Antarctica is losing ice 6 times faster today than in 1980s

SETH BORENSTEIN, Associated Press Yahoo News 15 Jan 19;

WASHINGTON (AP) — Antarctica is melting more than six times faster than it did in the 1980s, a new study shows.

Scientists used aerial photographs, satellite measurements and computer models to track how fast the southern-most continent has been melting since 1979 in 176 individual basins. They found the ice loss to be accelerating dramatically — a key indicator of human-caused climate change.

Since 2009, Antarctica has lost almost 278 billion tons (252 billion metric tons) of ice per year, the new study found. In the 1980s, it was losing 44 billion tons (40 billion metric tons) a year.

The recent melting rate is 15 percent higher than what a study found last year.

Eric Rignot, a University of California, Irvine, ice scientist, was the lead author on the new study in Monday's Proceedings of the National Academy of Sciences. He said the big difference is that his satellite-based study found East Antarctica, which used to be considered stable, is losing 56 billion tons (51 billion metric tons) of ice a year. Last year's study, which took several teams' work into consideration, found little to no loss in East Antarctica recently and gains in the past.

Melting in West Antarctica and the Antarctica Peninsula account for about four-fifths of the ice loss.
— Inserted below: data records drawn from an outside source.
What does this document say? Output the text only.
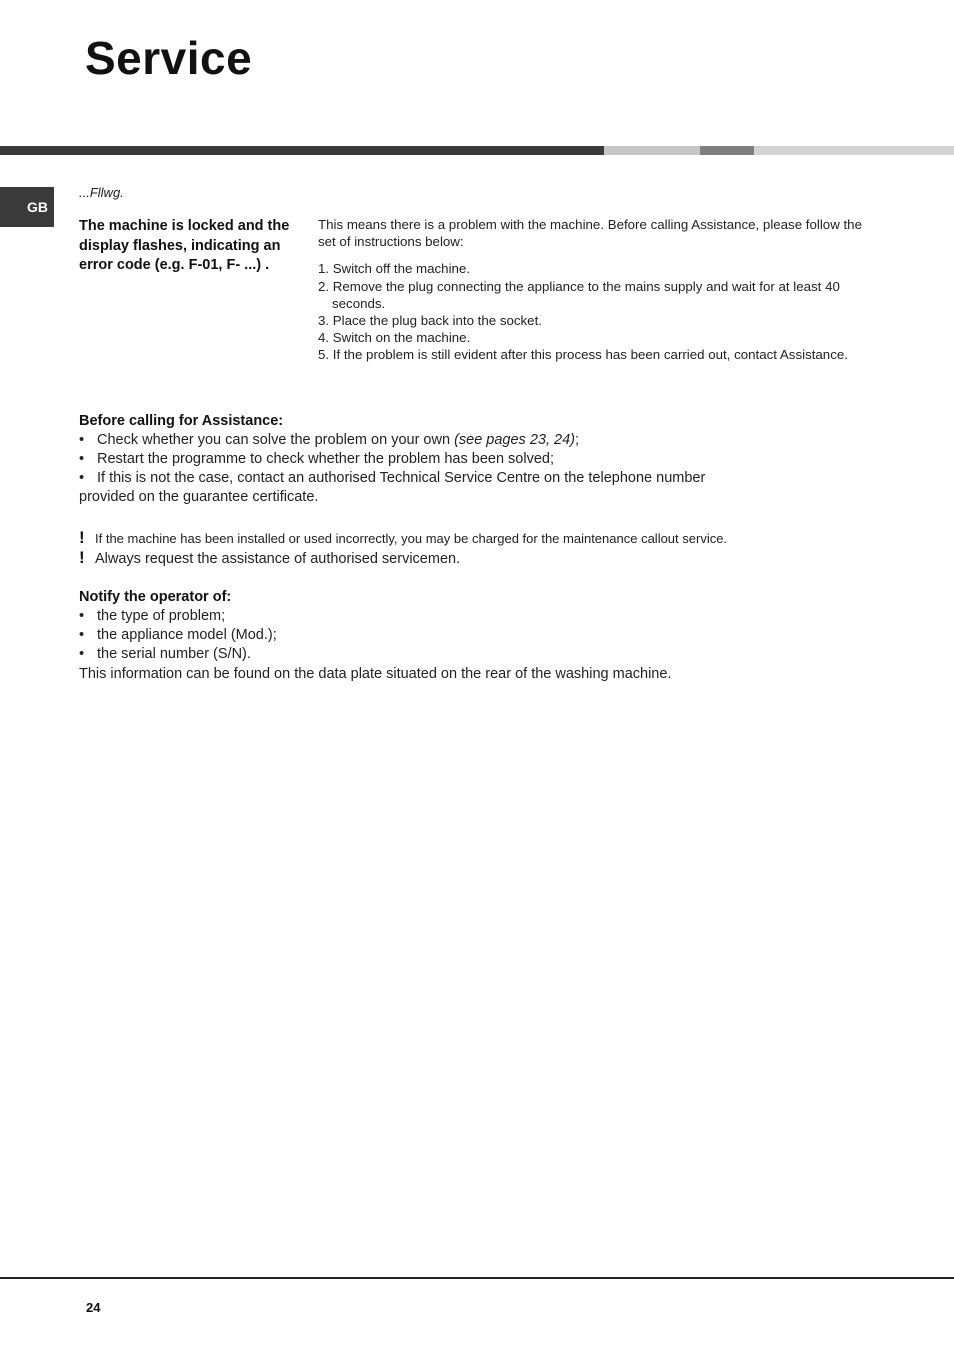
Service
GB
...Fllwg.
The machine is locked and the display flashes, indicating an error code (e.g. F-01, F- ...) .

This means there is a problem with the machine. Before calling Assistance, please follow the set of instructions below:

1. Switch off the machine.
2. Remove the plug connecting the appliance to the mains supply and wait for at least 40 seconds.
3. Place the plug back into the socket.
4. Switch on the machine.
5. If the problem is still evident after this process has been carried out, contact Assistance.
Before calling for Assistance:
• Check whether you can solve the problem on your own (see pages 23, 24);
• Restart the programme to check whether the problem has been solved;
• If this is not the case, contact an authorised Technical Service Centre on the telephone number provided on the guarantee certificate.
! If the machine has been installed or used incorrectly, you may be charged for the maintenance callout service.
! Always request the assistance of authorised servicemen.
Notify the operator of:
• the type of problem;
• the appliance model (Mod.);
• the serial number (S/N).
This information can be found on the data plate situated on the rear of the washing machine.
24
East Antarctica's melting "increases the risk of multiple meter (more than 10 feet) sea level rise over the next century or so," Rignot said.

Richard Alley, a Pennsylvania State University scientist not involved in Rignot's study, called it "really good science."

Antarctica ice loss increases six fold since 1979: study
Kerry SHERIDAN, AFP Yahoo News 15 Jan 19;

Tampa (AFP) - Global warming is melting ice in Antarctica faster than ever before -- about six times more per year now than 40 years ago -- leading to increasingly high sea levels worldwide, scientists warned Monday.

Already, Antarctic melting has raised global sea levels more than half an inch (1.4 centimeters) between 1979 and 2017, said the report in the Proceedings of the National Academy of Sciences (PNAS), a peer-reviewed US journal.

And the pace of melting is expected to lead to disastrous sea level rise in the years to come, according to lead author Eric Rignot, chair of Earth system science at the University of California, Irvine.

"As the Antarctic ice sheet continues to melt away, we expect multi-meter sea level rise from Antarctica in the coming centuries," Rignot said.

A rise of 1.8 meters (six feet) by 2100, as some scientists forecast in worst-case scenarios, would flood many coastal cities that are home to millions of people around the world, previous research has shown.

For the current study, researchers embarked on the longest-ever assessment of ice mass in the Antarctic, across 18 geographic regions.

Data came from high-resolution aerial photographs taken by NASA planes, along with satellite radar from multiple space agencies.

Researchers discovered that from 1979 to 1990, Antarctica shed an average of 40 billion tons of ice mass annually.

By the years 2009 to 2017, the ice loss had increased more than sixfold, to 252 billion tons per year.

Even more worrying, researchers found that areas that were once considered "stable and immune to change" in East Antarctica, are shedding quite a lot of ice, too, said the study.

"The Wilkes Land sector of East Antarctica has, overall, always been an important participant in the mass loss, even as far back as the 1980s, as our research has shown," Rignot said.

"This region is probably more sensitive to climate than has traditionally been assumed, and that's important to know, because it holds even more ice than West Antarctica and the Antarctic Peninsula together."

- Ice loss -

The total amount of ice in the Antarctic, if it all melted, would be enough to raise sea level 187 feet (57 meters).

By far, the most ice in Antarctica is concentrated in the east, where there is enough sea ice to drove 170 feet of sea level rise, compared to about 17 feet in the entire West Antarctic ice sheet.

The East Antarctic Ice Sheet is the world's largest, containing roughly half of Earth's freshwater.

Until now, most research has shown that the majority of melting is happening in the West.

A landmark study published in Nature in June last year found that Antarctic ice melt had tripled since 1992, but did not show significant melting in the east.

However, a subsequent study published in Nature in September 2018 analyzed layers of sediment from the ocean floor deposited the last time the Wilkes Subglacial Basin, part of the Eastern Antarctic due south of Australia, melted around 125,000 years ago.

That study found the massive basin would start melting again, with a sustained temperature rise of just two degrees Celsius (3.6 Fahrenheit), the cap called for in the landmark Paris climate deal to avert runaway global warming.

The latest research shows that East Antarctic melting deserves "closer attention," according to the PNAS report.

Warming ocean water will only speed up ice loss in the future, and experts say sea levels will continue to mount for centuries, no matter what human do now to rein in climate change.

Recent research has shown that oceans are heating up faster than previously thought, setting new heat records in the last few years.